Nicole Jones is one busy entrepreneur. A 2013 graduate of L’Academie de Cuisine cooking school in Gaithersburg (now closed), she opened Stomping Ground in Del Ray in May 2015, taking the neighborhood by storm with her addictive, ultra-flaky biscuits and fried chicken brined in buttermilk and hot sauce. In December, Jones opened a second café by the same name at A Taste of Urbanspace inside Tysons Galleria.
What brought you to this area?
I came here to go to cooking school and a little bit for love. The love part didn’t work.
The South clearly inspires your menus. Are you from there?

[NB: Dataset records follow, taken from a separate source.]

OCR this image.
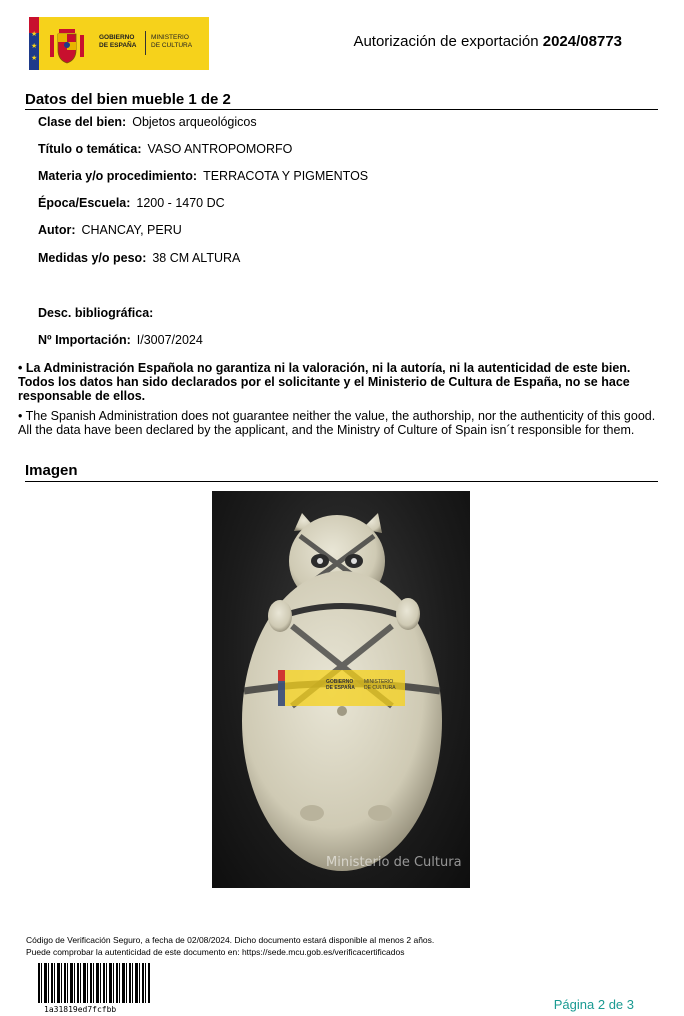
★
★
★
GOBIERNO
DE ESPAÑA
MINISTERIO
DE CULTURA	Autorización de exportación 2024/08773
Datos del bien mueble 1 de 2
Clase del bien: Objetos arqueológicos
Título o temática: VASO ANTROPOMORFO
Materia y/o procedimiento: TERRACOTA Y PIGMENTOS
Época/Escuela: 1200 - 1470 DC
Autor: CHANCAY, PERU
Medidas y/o peso: 38 CM ALTURA
Desc. bibliográfica:
Nº Importación: I/3007/2024
• La Administración Española no garantiza ni la valoración, ni la autoría, ni la autenticidad de este bien. Todos los datos han sido declarados por el solicitante y el Ministerio de Cultura de España, no se hace responsable de ellos.
• The Spanish Administration does not guarantee neither the value, the authorship, nor the authenticity of this good. All the data have been declared by the applicant, and the Ministry of Culture of Spain isn´t responsible for them.
Imagen
GOBIERNO
DE ESPAÑA
MINISTERIO
DE CULTURA
Ministerio de Cultura
Código de Verificación Seguro, a fecha de 02/08/2024. Dicho documento estará disponible al menos 2 años.
Puede comprobar la autenticidad de este documento en: https://sede.mcu.gob.es/verificacertificados
1a31819ed7fcfbb	Página 2 de 3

My father is from Mississippi. He was a Marine Corps fighter pilot. My mother is from the Midwest. I learned to cook from her side of the family, but I grew up in a suburb of Atlanta. You have to love a place with a network of roadside gas stations with great food. Buddy’s Gas Station had the best biscuits. Some lady would come in at 4 a.m. to make them.
What’s your take on that tradition?
There’s this idea that Southern food is somehow lowbrow. The interpretation of Southern cuisine when you leave the South is a very male approach. It’s either pork in every way or a weird soul-food mashup. I source ingredients as well as most fine-dining restaurants, and do as little to those ingredients as possible.
Name some of your sources?
Tuscarora [Organic Growers Cooperative] for produce and salad mixes; Whiffletree Farm in Warrenton for pork and beef; a small chicken farmer in Maryland; Little Wild Things Farm [in D.C.] for microgreens; Rare Bird Coffee Roasters in Falls Church; Five Acre Farms in New York for our milk. Over 50 percent of what we buy is small, locally sourced and, when we can, organic.
What led you to the former Isabella Eatery space in Tysons?
About a year ago I realized I wanted to do another [café]. I was fidgeting. My broker wanted me to look at the Tysons space. I said, “Pass!” But he persisted. I spent time there and realized that people were hanging out there all day, but there was nothing for them to do. I wanted to bring a neighborhood vibe to where there’s not a lot of that going on. Secondly, I felt like I could right a wrong—be a better version of what this industry puts out.
How is it going?
It has been the most humbling experience of my life. I’m excited about the potential, but opening a second place is hard! I am spoiled in Del Ray. I had such an ego—I’m a woman, I’m queer, I’m the anti-Mike Isabella, they’re going to love me! And it’s not true. I’m finding my niche here, but it is going to be a lot slower.